Mr Martin said in the first 12 days of July last year, 1.469 million people arrived at Dublin Airport, compared with 134,000 people this month.

“I acknowledge the concerns about those arriving in the country but we need to keep it in perspective. There was a 91 per cent drop in travel this year,” he said.

During Leaders’ Questions in the Dáil, the Taoiseach said: “I’m clear the safest thing is not to travel”, but people would “not have to restrict their movements” on their return if they travelled to one of the countries on the green list.

On Tuesday Mr Varadkar suggested if there was not a very clear message around the travel policy, “then we would be better off not having a green list”, just hours before the Cabinet agreed the 15-strong list.

Ms McDonald told the Taoiseach “you have put yourselves at odds with public health advice, which is for no international travel”.

She said people could travel with reduced risk but “ordinary people have been thrown under the bus”. People who have cancelled their holidays are potentially out of pocket and those who travel will travel uninsured, she said.

Not publishing a “red list” of unsafe countries was another problem when people were arriving from countries with much higher rates of Covid-19, she added.

“There is no isolation or proper form of quarantine and putting a [passenger locator] form online is not going address this.”

Ms McDonald also accused the Government of being “passive” in relation to an all-island approach.

She said the Taoiseach needed “to make the case very strongly of the absolute necessity for the correct island-wide approach to protect the health of our people” at the forthcoming North-South Ministerial Council meeting.

‘Synergy’ with NI

Mr Martin acknowledged “the roles and responsibility of the Northern Ireland Executive and that it’s connected to the advice in the UK”.

He pledged to “work towards achieving the maximum synergy between the Northern Ireland administration and our Government to suppress the virus”.

But he said “the reality of an all island approach is clearly challenging”.

Independent TD Michael McNamara said there was increased hostility towards tourists coming into the State about flouting laws, when those laws did not exist.
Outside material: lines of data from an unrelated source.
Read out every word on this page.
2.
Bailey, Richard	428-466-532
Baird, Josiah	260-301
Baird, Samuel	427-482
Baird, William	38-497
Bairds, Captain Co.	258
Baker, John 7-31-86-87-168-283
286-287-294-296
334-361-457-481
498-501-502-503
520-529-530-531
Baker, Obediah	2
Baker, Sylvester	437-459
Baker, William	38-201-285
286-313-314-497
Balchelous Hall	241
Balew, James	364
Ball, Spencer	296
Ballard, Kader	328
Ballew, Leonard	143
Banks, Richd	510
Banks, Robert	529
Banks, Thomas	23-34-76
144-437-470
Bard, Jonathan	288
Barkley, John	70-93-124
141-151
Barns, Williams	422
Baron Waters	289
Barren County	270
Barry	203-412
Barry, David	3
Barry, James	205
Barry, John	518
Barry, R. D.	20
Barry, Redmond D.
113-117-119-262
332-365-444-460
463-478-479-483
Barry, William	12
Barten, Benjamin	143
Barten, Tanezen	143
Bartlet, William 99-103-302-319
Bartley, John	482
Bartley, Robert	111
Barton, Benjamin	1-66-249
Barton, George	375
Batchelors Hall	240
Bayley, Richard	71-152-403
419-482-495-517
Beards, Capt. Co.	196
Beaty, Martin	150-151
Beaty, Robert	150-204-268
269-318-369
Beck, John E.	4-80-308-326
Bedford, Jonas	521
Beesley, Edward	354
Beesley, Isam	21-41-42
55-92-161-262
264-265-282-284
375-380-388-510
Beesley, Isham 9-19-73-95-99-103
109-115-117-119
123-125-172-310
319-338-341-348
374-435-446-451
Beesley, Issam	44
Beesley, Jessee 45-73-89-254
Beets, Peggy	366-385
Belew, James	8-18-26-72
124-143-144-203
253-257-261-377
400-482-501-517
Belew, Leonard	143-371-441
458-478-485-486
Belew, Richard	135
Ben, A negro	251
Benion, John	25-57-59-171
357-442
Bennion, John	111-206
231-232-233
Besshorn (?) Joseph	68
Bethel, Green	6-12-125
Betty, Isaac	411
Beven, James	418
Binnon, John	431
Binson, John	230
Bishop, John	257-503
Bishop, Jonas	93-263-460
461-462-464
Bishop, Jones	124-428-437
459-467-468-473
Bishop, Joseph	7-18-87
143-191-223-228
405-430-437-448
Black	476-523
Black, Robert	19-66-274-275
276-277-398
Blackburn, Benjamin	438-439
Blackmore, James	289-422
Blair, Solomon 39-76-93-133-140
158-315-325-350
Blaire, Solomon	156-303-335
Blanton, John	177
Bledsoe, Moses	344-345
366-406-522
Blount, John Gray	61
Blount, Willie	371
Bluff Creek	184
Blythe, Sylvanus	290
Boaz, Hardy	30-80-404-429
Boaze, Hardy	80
There is no legal requirement to quarantine for anyone coming into this country, he said, adding that the Government should state its policy clearly.

Mr Martin said there were complex legal issues involved and mandatory quarantining and contact tracing was the better approach.

He said Ireland had one of the “most restrictive” travel regimes in the world amid the pandemic.

Martin acknowledged there were Covid-19 cases linked to travel, but “the bigger threat involves how people behave”, including going to house parties, which was the fastest way to spread the virus.